Aging and Disability Resource Centers (ADRCs) offer counseling, support, assistance and access to programs across the country for seniors and their loved ones. Staff at ADRCs provide information and assistance to help people access private or publicly funded service programs. The ADRC also offers an Eldercare Locator that helps caregivers discover local resources using a tool that searches for support services, housing, transportation, and more in your area. These services can help cut costs and connect you with trained professionals who can assist in long-term financial planning.


3. National Council on Aging

The National Council on Aging has a quick and easy way for caregivers to discover untapped benefits in their state through a service called Benefits Checkup.
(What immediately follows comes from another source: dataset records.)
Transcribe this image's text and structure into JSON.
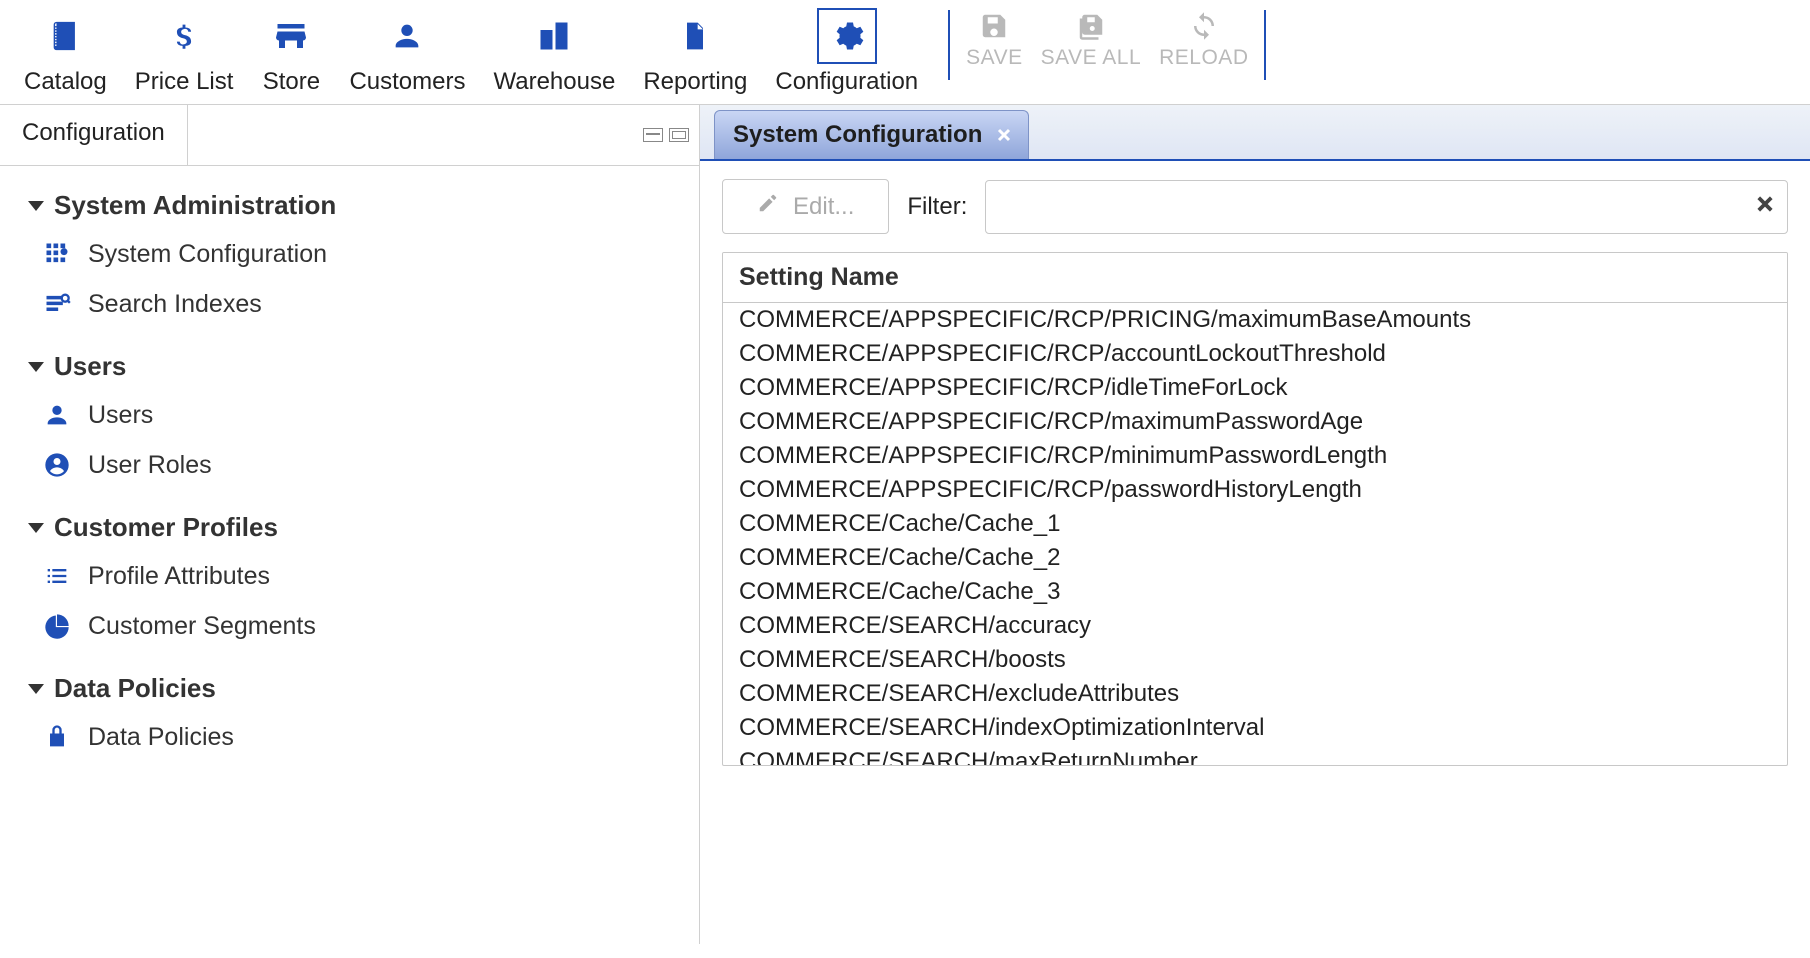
{
  "topnav": {
    "items": [
      {
        "label": "Catalog",
        "icon": "catalog-icon"
      },
      {
        "label": "Price List",
        "icon": "dollar-icon"
      },
      {
        "label": "Store",
        "icon": "store-icon"
      },
      {
        "label": "Customers",
        "icon": "person-icon"
      },
      {
        "label": "Warehouse",
        "icon": "building-icon"
      },
      {
        "label": "Reporting",
        "icon": "document-icon"
      },
      {
        "label": "Configuration",
        "icon": "gear-icon",
        "active": true
      }
    ]
  },
  "actions": {
    "save": "SAVE",
    "save_all": "SAVE ALL",
    "reload": "RELOAD"
  },
  "left": {
    "tab_label": "Configuration",
    "sections": [
      {
        "label": "System Administration",
        "items": [
          {
            "label": "System Configuration",
            "icon": "grid-gear-icon"
          },
          {
            "label": "Search Indexes",
            "icon": "index-search-icon"
          }
        ]
      },
      {
        "label": "Users",
        "items": [
          {
            "label": "Users",
            "icon": "person-icon"
          },
          {
            "label": "User Roles",
            "icon": "account-circle-icon"
          }
        ]
      },
      {
        "label": "Customer Profiles",
        "items": [
          {
            "label": "Profile Attributes",
            "icon": "attributes-icon"
          },
          {
            "label": "Customer Segments",
            "icon": "pie-chart-icon"
          }
        ]
      },
      {
        "label": "Data Policies",
        "items": [
          {
            "label": "Data Policies",
            "icon": "lock-icon"
          }
        ]
      }
    ]
  },
  "right": {
    "tab_label": "System Configuration",
    "edit_label": "Edit...",
    "filter_label": "Filter:",
    "filter_value": "",
    "grid_header": "Setting Name",
    "rows": [
      "COMMERCE/APPSPECIFIC/RCP/PRICING/maximumBaseAmounts",
      "COMMERCE/APPSPECIFIC/RCP/accountLockoutThreshold",
      "COMMERCE/APPSPECIFIC/RCP/idleTimeForLock",
      "COMMERCE/APPSPECIFIC/RCP/maximumPasswordAge",
      "COMMERCE/APPSPECIFIC/RCP/minimumPasswordLength",
      "COMMERCE/APPSPECIFIC/RCP/passwordHistoryLength",
      "COMMERCE/Cache/Cache_1",
      "COMMERCE/Cache/Cache_2",
      "COMMERCE/Cache/Cache_3",
      "COMMERCE/SEARCH/accuracy",
      "COMMERCE/SEARCH/boosts",
      "COMMERCE/SEARCH/excludeAttributes",
      "COMMERCE/SEARCH/indexOptimizationInterval",
      "COMMERCE/SEARCH/maxReturnNumber"
    ]
  }
}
Simply enter some basic information into the questionnaire and the tool will search for the best programs to suit your needs, including housing services, medication discounts, tax relief assistance and more.


4. Veteran-Directed Home Services Program

If you’re a veteran, or if you’re a family member caring for one, the Veteran-Directed Home Services Program offers aid to kick start your caregiving journey and to make it affordable. The program authorizes a monthly flexible spending account for purchasing goods and securing services for disabled veterans to live at home. Veterans who enter the program may hire family to act as their caregivers or outside help to provide support to family caregivers.


5. Home and Community-Based Services Program

If you’re not a veteran—or if your loved one isn’t—you may qualify for the Home and Community-Based Services Program. The eligibility criteria for this service varies from state to state but is usually based on income and need. The program offers guidance and assistance to family caregivers, addressing a variety of needs like transportation costs, meal planning, modifying homes to be more accessible to those with disabilities and supported employment services.


6. Employee Benefits

The U.S. Family and Medical Leave Act is a resource full-time caregivers can consider, especially when they’re faced with medical emergencies or the need for longer-term care. The law allows for up to 12 weeks of unpaid, job-protected leave each year so that a worker can to take time off to care for an immediate family member. Depending on which state you live in or company you work for, paid leave or other assistance programs may be available through your employer. Most jobs at least offer Employee Assistance Programs (EAP) which can offer help with counseling, legal and financial referrals or putting employees in touch with non-profit or charitable organizations that provide aid. Check with your employer to see what they offer and how you can benefit.